Aux quatre coins de la planète, cette photo fournie par la Garde civile espagnole a provoqué une émotion qui vient secouer notre conscience face à la question migratoire, reléguée très bas  dans la hiérarchie de l’actualité, absorbée par le suivi de la pandémie. Terrifiante, l’image montre un sauveteur – Juan Francisco Valle Ramirez – tenir un nourrisson au-dessus de la surface de l’eau à Ceuta, là où ses parents, comme des milliers d’autres candidats à l’exil, ont passé l’enclave qui sépare le Maroc de l’Espagne. Miracle d’une tragédie, le bébé de deux mois serait en vie…

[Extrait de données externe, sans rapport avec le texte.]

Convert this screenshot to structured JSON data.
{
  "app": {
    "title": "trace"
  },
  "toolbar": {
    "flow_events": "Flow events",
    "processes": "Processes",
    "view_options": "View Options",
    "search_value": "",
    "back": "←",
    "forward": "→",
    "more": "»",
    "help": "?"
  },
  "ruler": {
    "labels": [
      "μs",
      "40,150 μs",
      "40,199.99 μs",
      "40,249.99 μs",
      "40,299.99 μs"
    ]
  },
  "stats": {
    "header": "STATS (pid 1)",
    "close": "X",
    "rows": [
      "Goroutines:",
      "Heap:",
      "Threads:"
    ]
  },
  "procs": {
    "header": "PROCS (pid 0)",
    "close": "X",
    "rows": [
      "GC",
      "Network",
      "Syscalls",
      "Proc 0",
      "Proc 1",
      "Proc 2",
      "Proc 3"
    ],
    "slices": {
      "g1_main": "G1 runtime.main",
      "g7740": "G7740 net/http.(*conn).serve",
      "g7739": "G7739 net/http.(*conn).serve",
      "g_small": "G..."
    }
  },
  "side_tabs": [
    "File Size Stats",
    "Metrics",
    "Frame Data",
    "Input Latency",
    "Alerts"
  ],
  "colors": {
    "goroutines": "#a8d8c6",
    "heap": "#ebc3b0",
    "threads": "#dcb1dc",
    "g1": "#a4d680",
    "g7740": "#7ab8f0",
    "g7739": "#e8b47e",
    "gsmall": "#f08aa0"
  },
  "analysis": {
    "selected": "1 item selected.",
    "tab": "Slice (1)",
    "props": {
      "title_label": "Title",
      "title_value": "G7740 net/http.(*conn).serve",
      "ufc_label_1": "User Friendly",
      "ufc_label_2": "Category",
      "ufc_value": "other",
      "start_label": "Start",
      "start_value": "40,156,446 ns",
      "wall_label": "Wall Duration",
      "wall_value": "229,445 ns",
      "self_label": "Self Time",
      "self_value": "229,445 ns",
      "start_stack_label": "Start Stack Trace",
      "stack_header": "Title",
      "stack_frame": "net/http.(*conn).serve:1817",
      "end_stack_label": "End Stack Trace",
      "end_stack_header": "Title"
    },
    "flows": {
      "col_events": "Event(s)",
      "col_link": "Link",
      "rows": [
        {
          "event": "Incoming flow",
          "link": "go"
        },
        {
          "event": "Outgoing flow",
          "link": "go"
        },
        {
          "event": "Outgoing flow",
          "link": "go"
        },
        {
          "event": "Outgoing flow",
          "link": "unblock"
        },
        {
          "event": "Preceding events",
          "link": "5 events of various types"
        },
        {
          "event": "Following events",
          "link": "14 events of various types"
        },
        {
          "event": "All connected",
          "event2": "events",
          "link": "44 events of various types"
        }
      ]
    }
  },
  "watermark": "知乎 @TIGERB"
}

Signe des temps, la photo a été qualifiée de fake par certains qui remettent en question le décor où elle a été prise, affirmant qu’elle l’a été  lors d’une autre intervention de sauvetage en Turquie. Depuis, les témoignages (dont celui du principal intéressé) se sont multipliés pour confirmer l’authenticité de la scène. Devenue virale, la photo, publiée le 18 mai sur le compte Twitter de la Garde civile, a muté en symbole puissant, résumant toute la tragédie des exilés…

Signée Nilüfer Demir, la photo  du corps échoué d’Aylan, un petit Syrien de 3 ans, a fait le tour du monde. En septembre 2015, l’embarcation sur laquelle il voyage coule au large de la Turquie. Roberto Saviano compare l’impact de cette image à “celle montrant un enfant levant les bras après la révolte du ghetto de Varsovie” et à “la photo de Kim Phuc fuyant après les bombardements de son village au napalm pendant la guerre du Viêtnam”.